I should point out that an internet network link would be required for daily Snap-to-Object data transfers to AWS.  To establish an initial data copy in the Cloud, a large amount of data might have to be copied.  Either a high-bandwidth link would be needed; or an AWS Snowball device could be used to capture that initial “level zero” data set locally, then shipped physically to AWS.  Thereafter, unless the rate of data change is very high, it is likely that daily delta transfers would be done in the background over existing ordinary internet network links.

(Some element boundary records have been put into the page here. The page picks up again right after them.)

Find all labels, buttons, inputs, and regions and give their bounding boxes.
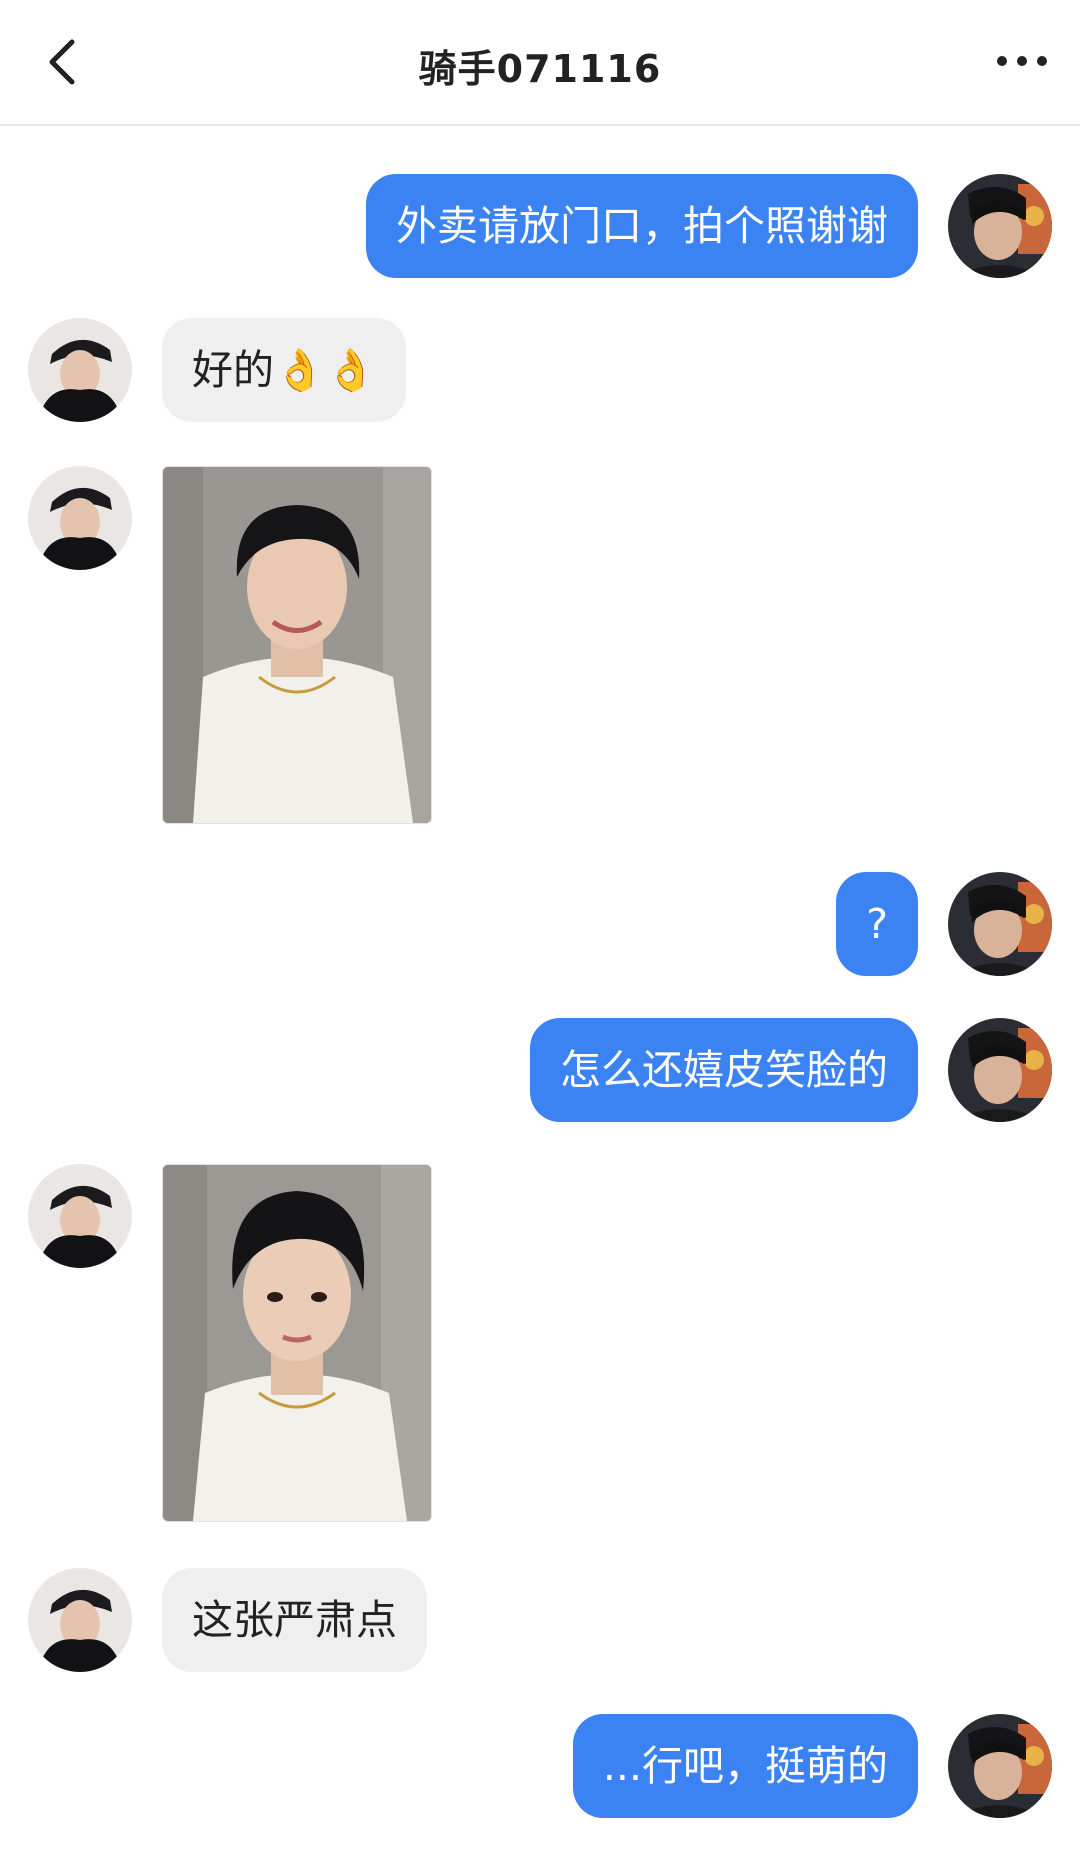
my-message-bubble[interactable]: ? [836, 872, 918, 976]
my-avatar[interactable] [948, 872, 1052, 976]
my-message-bubble[interactable]: ...行吧，挺萌的 [572, 1714, 918, 1818]
message-text: 好的👌👌 [192, 346, 377, 394]
rider-avatar[interactable] [28, 1164, 132, 1268]
my-avatar[interactable] [948, 174, 1052, 278]
rider-avatar[interactable] [28, 318, 132, 422]
chat-header: 骑手071116 [0, 0, 1080, 126]
serious-selfie-photo[interactable] [162, 1164, 432, 1522]
rider-message-bubble[interactable]: 好的👌👌 [162, 318, 407, 422]
rider-avatar[interactable] [28, 1568, 132, 1672]
my-avatar[interactable] [948, 1018, 1052, 1122]
smiling-selfie-photo[interactable] [162, 466, 432, 824]
more-dots-icon[interactable] [994, 46, 1050, 76]
my-avatar[interactable] [948, 1714, 1052, 1818]
my-message-bubble[interactable]: 外卖请放门口，拍个照谢谢 [366, 174, 918, 278]
rider-message-bubble[interactable]: 这张严肃点 [162, 1568, 427, 1672]
chat-title: 骑手071116 [418, 47, 662, 91]
rider-avatar[interactable] [28, 466, 132, 570]
my-message-bubble[interactable]: 怎么还嬉皮笑脸的 [530, 1018, 918, 1122]
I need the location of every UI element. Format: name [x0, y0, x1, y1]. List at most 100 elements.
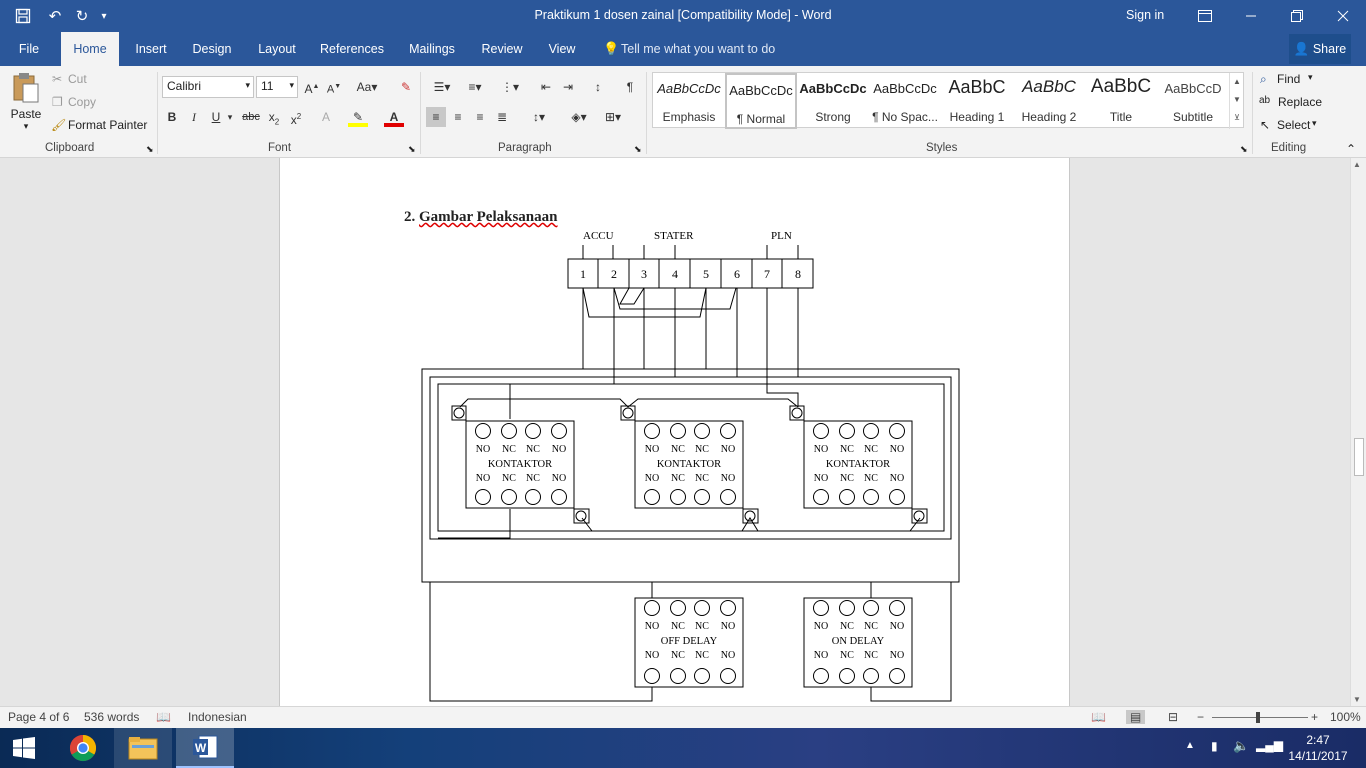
style-heading-1[interactable]: AaBbC Heading 1	[941, 73, 1013, 129]
battery-icon[interactable]: ▮	[1211, 739, 1218, 753]
zoom-out-icon[interactable]: −	[1197, 710, 1204, 724]
file-explorer-taskbar-button[interactable]	[114, 728, 172, 768]
tab-mailings[interactable]: Mailings	[402, 32, 462, 66]
underline-icon[interactable]: U	[206, 107, 226, 127]
tab-insert[interactable]: Insert	[128, 32, 174, 66]
web-layout-icon[interactable]: ⊟	[1168, 710, 1178, 724]
text-effects-icon[interactable]: A	[316, 107, 336, 127]
word-taskbar-button[interactable]: W	[176, 728, 234, 768]
chrome-taskbar-button[interactable]	[54, 728, 112, 768]
show-formatting-marks-icon[interactable]: ¶	[620, 77, 640, 97]
cut-icon[interactable]: ✂	[52, 72, 62, 86]
system-clock[interactable]: 2:47 14/11/2017	[1286, 732, 1350, 764]
styles-scroll-down-icon[interactable]: ▼	[1230, 91, 1244, 109]
align-center-icon[interactable]: ≡	[448, 107, 468, 127]
style-title[interactable]: AaBbC Title	[1085, 73, 1157, 129]
decrease-indent-icon[interactable]: ⇤	[536, 77, 556, 97]
paragraph-launcher-icon[interactable]: ⬊	[634, 144, 642, 155]
select-button[interactable]: Select	[1277, 118, 1310, 132]
cut-button[interactable]: Cut	[68, 72, 87, 86]
bold-icon[interactable]: B	[162, 107, 182, 127]
strikethrough-icon[interactable]: abc	[240, 107, 262, 127]
underline-dropdown-icon[interactable]: ▾	[224, 107, 236, 127]
font-name-field[interactable]: Calibri ▾	[162, 76, 254, 98]
shrink-font-icon[interactable]: A▼	[324, 77, 344, 97]
styles-launcher-icon[interactable]: ⬊	[1240, 144, 1248, 155]
change-case-icon[interactable]: Aa▾	[352, 77, 382, 97]
clear-formatting-icon[interactable]: ✎	[396, 77, 416, 97]
start-button[interactable]	[0, 728, 48, 768]
style-emphasis[interactable]: AaBbCcDc Emphasis	[653, 73, 725, 129]
align-left-icon[interactable]: ≡	[426, 107, 446, 127]
tab-review[interactable]: Review	[476, 32, 528, 66]
font-size-field[interactable]: 11 ▾	[256, 76, 298, 98]
borders-icon[interactable]: ⊞▾	[600, 107, 626, 127]
share-button[interactable]: 👤 Share	[1289, 34, 1351, 64]
superscript-icon[interactable]: x2	[286, 107, 306, 127]
sort-icon[interactable]: ↕	[588, 77, 608, 97]
find-button[interactable]: Find	[1277, 72, 1300, 86]
subscript-icon[interactable]: x2	[264, 107, 284, 127]
zoom-slider[interactable]	[1212, 717, 1308, 718]
page-count[interactable]: Page 4 of 6	[8, 710, 69, 724]
highlight-icon[interactable]: ✎	[348, 107, 368, 127]
restore-icon[interactable]	[1274, 0, 1320, 32]
italic-icon[interactable]: I	[184, 107, 204, 127]
show-hidden-icons-icon[interactable]: ▲	[1185, 740, 1195, 751]
minimize-icon[interactable]	[1228, 0, 1274, 32]
tab-layout[interactable]: Layout	[251, 32, 303, 66]
zoom-level[interactable]: 100%	[1330, 710, 1361, 724]
word-count[interactable]: 536 words	[84, 710, 139, 724]
copy-icon[interactable]: ❐	[52, 95, 63, 109]
numbering-icon[interactable]: ≡▾	[461, 77, 489, 97]
select-icon[interactable]: ↖	[1260, 118, 1270, 132]
justify-icon[interactable]: ≣	[492, 107, 512, 127]
clipboard-launcher-icon[interactable]: ⬊	[146, 144, 154, 155]
tab-references[interactable]: References	[316, 32, 388, 66]
font-color-icon[interactable]: A	[384, 107, 404, 127]
zoom-slider-thumb[interactable]	[1256, 712, 1260, 723]
style-no-spacing[interactable]: AaBbCcDc ¶ No Spac...	[869, 73, 941, 129]
grow-font-icon[interactable]: A▲	[302, 77, 322, 97]
align-right-icon[interactable]: ≡	[470, 107, 490, 127]
style-subtitle[interactable]: AaBbCcD Subtitle	[1157, 73, 1229, 129]
close-icon[interactable]	[1320, 0, 1366, 32]
collapse-ribbon-icon[interactable]: ⌃	[1346, 142, 1356, 156]
scroll-down-icon[interactable]: ▼	[1353, 695, 1361, 704]
tab-file[interactable]: File	[10, 32, 48, 66]
select-dropdown-icon[interactable]: ▾	[1312, 118, 1317, 129]
style-normal[interactable]: AaBbCcDc ¶ Normal	[725, 73, 797, 129]
styles-scroll-up-icon[interactable]: ▲	[1230, 73, 1244, 91]
format-painter-icon[interactable]: 🖌	[51, 118, 66, 132]
shading-icon[interactable]: ◈▾	[566, 107, 592, 127]
line-spacing-icon[interactable]: ↕▾	[526, 107, 552, 127]
scroll-up-icon[interactable]: ▲	[1353, 160, 1361, 169]
scroll-thumb[interactable]	[1354, 438, 1364, 476]
read-mode-icon[interactable]: 📖	[1091, 710, 1106, 724]
paste-button[interactable]: Paste ▾	[8, 72, 44, 136]
sign-in-link[interactable]: Sign in	[1126, 8, 1164, 22]
copy-button[interactable]: Copy	[68, 95, 96, 109]
find-dropdown-icon[interactable]: ▾	[1308, 72, 1313, 83]
style-strong[interactable]: AaBbCcDc Strong	[797, 73, 869, 129]
zoom-in-icon[interactable]: +	[1311, 710, 1318, 724]
tell-me-box[interactable]: Tell me what you want to do	[621, 42, 775, 56]
language-indicator[interactable]: Indonesian	[188, 710, 247, 724]
bullets-icon[interactable]: ☰▾	[428, 77, 456, 97]
increase-indent-icon[interactable]: ⇥	[558, 77, 578, 97]
document-page[interactable]: 2. Gambar Pelaksanaan ACCU STATER PLN 1 …	[279, 158, 1070, 706]
replace-button[interactable]: Replace	[1278, 95, 1322, 109]
network-icon[interactable]: ▂▄▆	[1256, 738, 1283, 752]
print-layout-icon[interactable]: ▤	[1126, 710, 1146, 724]
proofing-icon[interactable]: 📖	[156, 710, 171, 724]
vertical-scrollbar[interactable]: ▲ ▼	[1350, 158, 1366, 706]
multilevel-list-icon[interactable]: ⋮▾	[496, 77, 524, 97]
format-painter-button[interactable]: Format Painter	[68, 118, 147, 132]
tab-view[interactable]: View	[541, 32, 583, 66]
ribbon-display-options-icon[interactable]	[1182, 0, 1228, 32]
tab-design[interactable]: Design	[186, 32, 238, 66]
volume-icon[interactable]: 🔈	[1233, 738, 1249, 754]
style-heading-2[interactable]: AaBbC Heading 2	[1013, 73, 1085, 129]
font-launcher-icon[interactable]: ⬊	[408, 144, 416, 155]
tab-home[interactable]: Home	[61, 32, 119, 66]
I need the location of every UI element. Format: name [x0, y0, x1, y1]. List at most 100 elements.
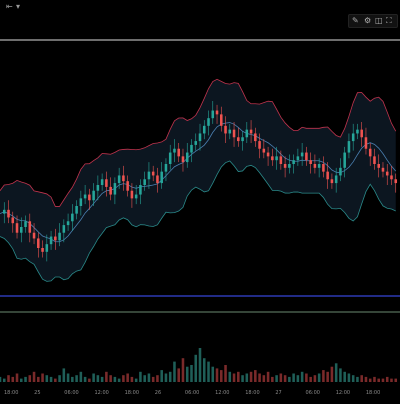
candle [143, 179, 146, 185]
pen-icon[interactable]: ✎ [352, 16, 359, 26]
candle [296, 156, 300, 161]
volume-bar [134, 378, 138, 382]
candle [134, 194, 138, 199]
candle [317, 164, 321, 168]
volume-bar [262, 375, 266, 382]
volume-bar [32, 371, 36, 382]
volume-bar [339, 368, 342, 382]
volume-bar [381, 378, 385, 382]
candle [211, 110, 215, 119]
candle [100, 179, 104, 185]
volume-bar [75, 375, 78, 382]
back-arrow-icon[interactable]: ⇤ [6, 2, 13, 11]
candle [20, 227, 23, 233]
volume-bar [202, 358, 206, 382]
x-axis-label: 06:00 [185, 390, 199, 396]
candle [394, 179, 398, 184]
candle [105, 179, 108, 187]
volume-bar [168, 371, 172, 382]
candle [117, 175, 121, 184]
volume-bar [20, 378, 23, 382]
volume-bar [185, 366, 189, 382]
candle [83, 194, 87, 199]
volume-bar [322, 370, 325, 382]
price-chart[interactable]: 18:00 25 06:00 12:00 18:00 26 06:00 12:00 18:00 2… [0, 0, 400, 400]
candle [322, 164, 325, 172]
volume-bar [258, 373, 261, 382]
volume-bar [390, 378, 393, 382]
volume-bar [190, 365, 193, 382]
candle [207, 118, 210, 126]
x-axis-label: 12:00 [94, 390, 108, 396]
candle [360, 129, 363, 138]
x-axis-label: 12:00 [215, 390, 229, 396]
volume-bar [351, 375, 355, 382]
volume-bar [334, 363, 338, 382]
volume-bar [45, 375, 49, 382]
screenshot-icon[interactable]: ◫ [375, 16, 383, 26]
volume-bar [266, 371, 270, 382]
volume-bar [54, 378, 57, 382]
volume-bar [11, 376, 15, 382]
fullscreen-icon[interactable]: ⛶ [386, 16, 392, 26]
volume-bar [377, 378, 380, 382]
candle [266, 152, 270, 157]
volume-bar [292, 373, 295, 382]
chart-area[interactable]: 18:00 25 06:00 12:00 18:00 26 06:00 12:00 18:00 2… [0, 0, 400, 400]
candle [58, 232, 61, 241]
menu-icon[interactable]: ▾ [16, 2, 20, 11]
volume-bar [173, 361, 176, 382]
x-axis-label: 06:00 [64, 390, 78, 396]
volume-bar [105, 371, 108, 382]
candle [351, 133, 355, 142]
candle [41, 248, 44, 252]
volume-bar [164, 373, 168, 382]
candle [32, 232, 36, 239]
volume-bar [198, 348, 202, 382]
candle [334, 175, 338, 184]
volume-bar [356, 376, 359, 382]
candle [347, 141, 351, 153]
candle [173, 148, 176, 153]
volume-bar [71, 376, 74, 382]
volume-bar [215, 368, 219, 382]
candle [241, 137, 244, 142]
volume-bar [364, 376, 368, 382]
candle [385, 171, 389, 176]
volume-bar [151, 376, 155, 382]
volume-bar [15, 373, 19, 382]
candle [254, 133, 257, 142]
candle [66, 221, 70, 226]
candle [309, 160, 312, 164]
volume-bar [300, 371, 304, 382]
volume-bar [220, 370, 223, 382]
candle [109, 186, 112, 195]
volume-bar [360, 375, 363, 382]
candle [79, 198, 83, 206]
volume-bar [305, 373, 308, 382]
candle [258, 141, 261, 149]
volume-bar [126, 373, 129, 382]
volume-bar [241, 375, 244, 382]
volume-bar [49, 376, 53, 382]
candle [88, 194, 91, 201]
volume-bar [309, 376, 312, 382]
volume-bar [245, 373, 249, 382]
candle [185, 152, 189, 163]
candle [202, 125, 206, 134]
candle [151, 171, 155, 176]
volume-bar [83, 376, 87, 382]
candle [168, 152, 172, 164]
candle [139, 185, 142, 195]
candle [24, 221, 27, 227]
candle [49, 236, 53, 245]
candle [343, 152, 346, 168]
volume-bar [313, 375, 317, 382]
volume-bar [279, 373, 283, 382]
candle [292, 160, 295, 164]
volume-bar [271, 376, 274, 382]
volume-bar [147, 373, 151, 382]
volume-bar [130, 376, 134, 382]
settings-icon[interactable]: ⚙ [364, 16, 371, 26]
volume-bar [326, 371, 329, 382]
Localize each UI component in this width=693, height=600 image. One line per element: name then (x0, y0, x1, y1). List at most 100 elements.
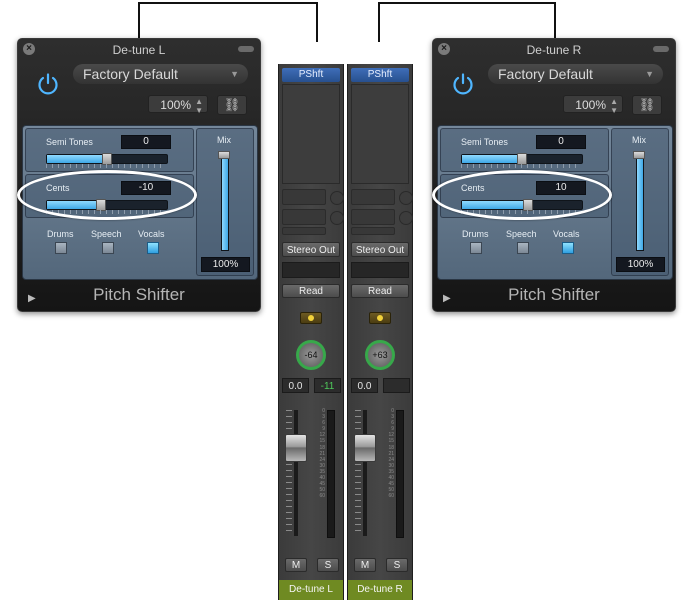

This DR-to-the-Cloud approach minimizes recurring costs while facilitating a rapid response to disasters that can be non-destructively tested at any time.  In the event of a genuine disaster, the Cloud could host operations for only the time it takes to correct the on-premises outage.  After that is done, a DR-to-On-Premises recapturing of the data from the Cloud to the revived primary environment would restore the original (or possible completely new) operational data center.  This is very simply done by performing the same Snap-to-Object process in the reverse direction.

The DR-to-the-Cloud solution leverages Cloud resources and the WekaIO Matrix filesystem to provide an effective way to implement Disaster Recovery strategies while eliminating the prohibitive costs of mirroring entire data center environments.  And like the Snapshot-based alternative to traditional Backup/Restore, it is similarly well-suited to the Petascale era by intentional design.